Article publié le 19 mai 2025.
Sous les pavés, des carrières.
Derrière ce matériau blanc, discret et presque banal, se cache un minéral unique : le gypse.
Connu depuis l’Antiquité, il est extrait dès le Moyen Âge sous Montmartre, Belleville ou les Buttes-Chaumont, puis transformé par les plâtriers.
Au fil du temps, il a façonné l’histoire et l’architecture de Paris, jusqu’à s’infiltrer au cœur même de son identité.
Emplâtrer Paris !
Sur les façades comme dans les intérieurs, le plâtre modèle, protège, sublime et devient un matériau incontournable de l’habitat parisien.
Mais, en 1667, sous ordonnance royale, il prend une tout autre dimension : cette décision, Paris la doit à Londres.
Un an plus tôt, un incendie dévastateur avait ravagé la capitale anglaise, détruisant plus de 13 000 maisons et 87 églises.
Soucieux d’éviter une telle tragédie, Louis XIV consulte ses urbanistes. Leur verdict est sans appel : compte tenu de l’abondance du gypse en Île-de-France et de ses propriétés ignifuges, seul le plâtre peut protéger Paris du feu.
Le roi décide alors de rendre son usage obligatoire. Paris est emplâtré, pour sa survie.
« Nos pères avaient un Paris de pierre ; nos fils auront un Paris de plâtre. »
Victor Hugo
L’usage massif du plâtre a un prix.
À force d’extraire le gypse, les carrières fragilisent le sol et des rues s’effondrent.
Face à l’urgence, Louis XVI crée en 1777 l’Inspection générale des carrières, chargée de cartographier le sous-sol devenu menaçant.
En 1881, la population de Paris a quadruplé depuis 1800 et absorbe de nouveaux faubourgs.
Victor Hugo s’alarme dans son ouvrage Notre-Dame de Paris : «Les monuments y deviennent de plus en plus rares, et il semble qu’on les voie s’engloutir peu à peu, noyés dans les maisons. Nos pères avaient un Paris de pierre ; nos fils auront un Paris de plâtre.»

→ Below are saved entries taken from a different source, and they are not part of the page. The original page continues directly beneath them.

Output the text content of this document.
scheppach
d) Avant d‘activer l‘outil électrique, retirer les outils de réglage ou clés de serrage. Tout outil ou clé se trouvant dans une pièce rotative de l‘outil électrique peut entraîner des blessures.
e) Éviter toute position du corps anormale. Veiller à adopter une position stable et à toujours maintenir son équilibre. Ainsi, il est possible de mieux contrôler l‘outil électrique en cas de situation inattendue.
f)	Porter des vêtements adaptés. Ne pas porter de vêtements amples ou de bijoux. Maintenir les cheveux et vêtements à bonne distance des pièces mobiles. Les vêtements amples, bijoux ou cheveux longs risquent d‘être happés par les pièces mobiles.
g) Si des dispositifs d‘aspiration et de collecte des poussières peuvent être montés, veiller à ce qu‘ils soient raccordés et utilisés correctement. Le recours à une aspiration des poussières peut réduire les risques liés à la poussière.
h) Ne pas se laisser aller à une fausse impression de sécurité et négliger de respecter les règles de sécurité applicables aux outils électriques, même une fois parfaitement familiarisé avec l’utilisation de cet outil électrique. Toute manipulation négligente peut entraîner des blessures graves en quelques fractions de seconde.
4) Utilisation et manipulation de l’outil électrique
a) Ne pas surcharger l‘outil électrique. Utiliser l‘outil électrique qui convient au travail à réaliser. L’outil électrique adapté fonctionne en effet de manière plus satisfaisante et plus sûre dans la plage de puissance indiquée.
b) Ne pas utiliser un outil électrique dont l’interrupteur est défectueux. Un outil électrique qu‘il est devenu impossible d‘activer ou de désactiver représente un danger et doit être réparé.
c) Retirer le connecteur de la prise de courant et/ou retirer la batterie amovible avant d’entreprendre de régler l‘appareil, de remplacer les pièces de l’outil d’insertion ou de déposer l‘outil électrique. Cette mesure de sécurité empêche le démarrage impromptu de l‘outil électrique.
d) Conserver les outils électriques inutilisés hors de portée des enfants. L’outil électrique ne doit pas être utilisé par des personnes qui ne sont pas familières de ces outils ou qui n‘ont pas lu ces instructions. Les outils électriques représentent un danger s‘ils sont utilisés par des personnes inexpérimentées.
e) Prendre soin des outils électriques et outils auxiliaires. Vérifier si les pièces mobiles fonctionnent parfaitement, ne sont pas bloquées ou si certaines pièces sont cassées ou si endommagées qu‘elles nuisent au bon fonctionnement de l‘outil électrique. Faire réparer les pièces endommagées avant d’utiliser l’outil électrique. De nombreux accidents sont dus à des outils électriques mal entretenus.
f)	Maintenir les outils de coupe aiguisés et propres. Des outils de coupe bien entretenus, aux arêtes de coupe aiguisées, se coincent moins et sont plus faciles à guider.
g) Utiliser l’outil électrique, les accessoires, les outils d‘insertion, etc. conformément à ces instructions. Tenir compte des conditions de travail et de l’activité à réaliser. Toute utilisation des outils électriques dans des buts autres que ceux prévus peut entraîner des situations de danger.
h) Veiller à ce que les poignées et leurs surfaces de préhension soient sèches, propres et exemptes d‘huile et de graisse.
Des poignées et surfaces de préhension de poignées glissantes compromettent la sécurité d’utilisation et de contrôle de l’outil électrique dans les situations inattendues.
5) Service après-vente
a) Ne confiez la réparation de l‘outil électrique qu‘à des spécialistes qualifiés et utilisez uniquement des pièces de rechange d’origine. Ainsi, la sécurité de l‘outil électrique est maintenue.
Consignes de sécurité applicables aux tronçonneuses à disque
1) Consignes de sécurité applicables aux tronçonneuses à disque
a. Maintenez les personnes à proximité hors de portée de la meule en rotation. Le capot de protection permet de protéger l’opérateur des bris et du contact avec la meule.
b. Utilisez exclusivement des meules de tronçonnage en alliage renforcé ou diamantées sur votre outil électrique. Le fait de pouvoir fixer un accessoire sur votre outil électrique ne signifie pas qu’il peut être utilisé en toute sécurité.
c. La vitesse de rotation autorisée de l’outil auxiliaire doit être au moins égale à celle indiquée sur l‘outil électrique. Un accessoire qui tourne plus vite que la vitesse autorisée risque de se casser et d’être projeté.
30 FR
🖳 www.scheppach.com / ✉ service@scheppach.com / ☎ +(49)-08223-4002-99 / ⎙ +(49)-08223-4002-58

Un héritage qui bâtit encore.
Si le plâtre moulé brille dans les salons et les musées, témoins du génie français, ce sont sur les façades enduites de plâtre, façonnées entre le XVIIᵉ et le milieu du XXᵉ siècle, que près de la moitié des bâtiments parisiens et une grande partie du patrimoine bâti d’Île-de-France racontent, en silence, l’histoire intime entre Paris et le gypse.
Aujourd’hui, Saint-Gobain, leader mondial du secteur, et sa filiale Placoplatre, créatrice du célèbre « placo », prolongent ce lien séculaire.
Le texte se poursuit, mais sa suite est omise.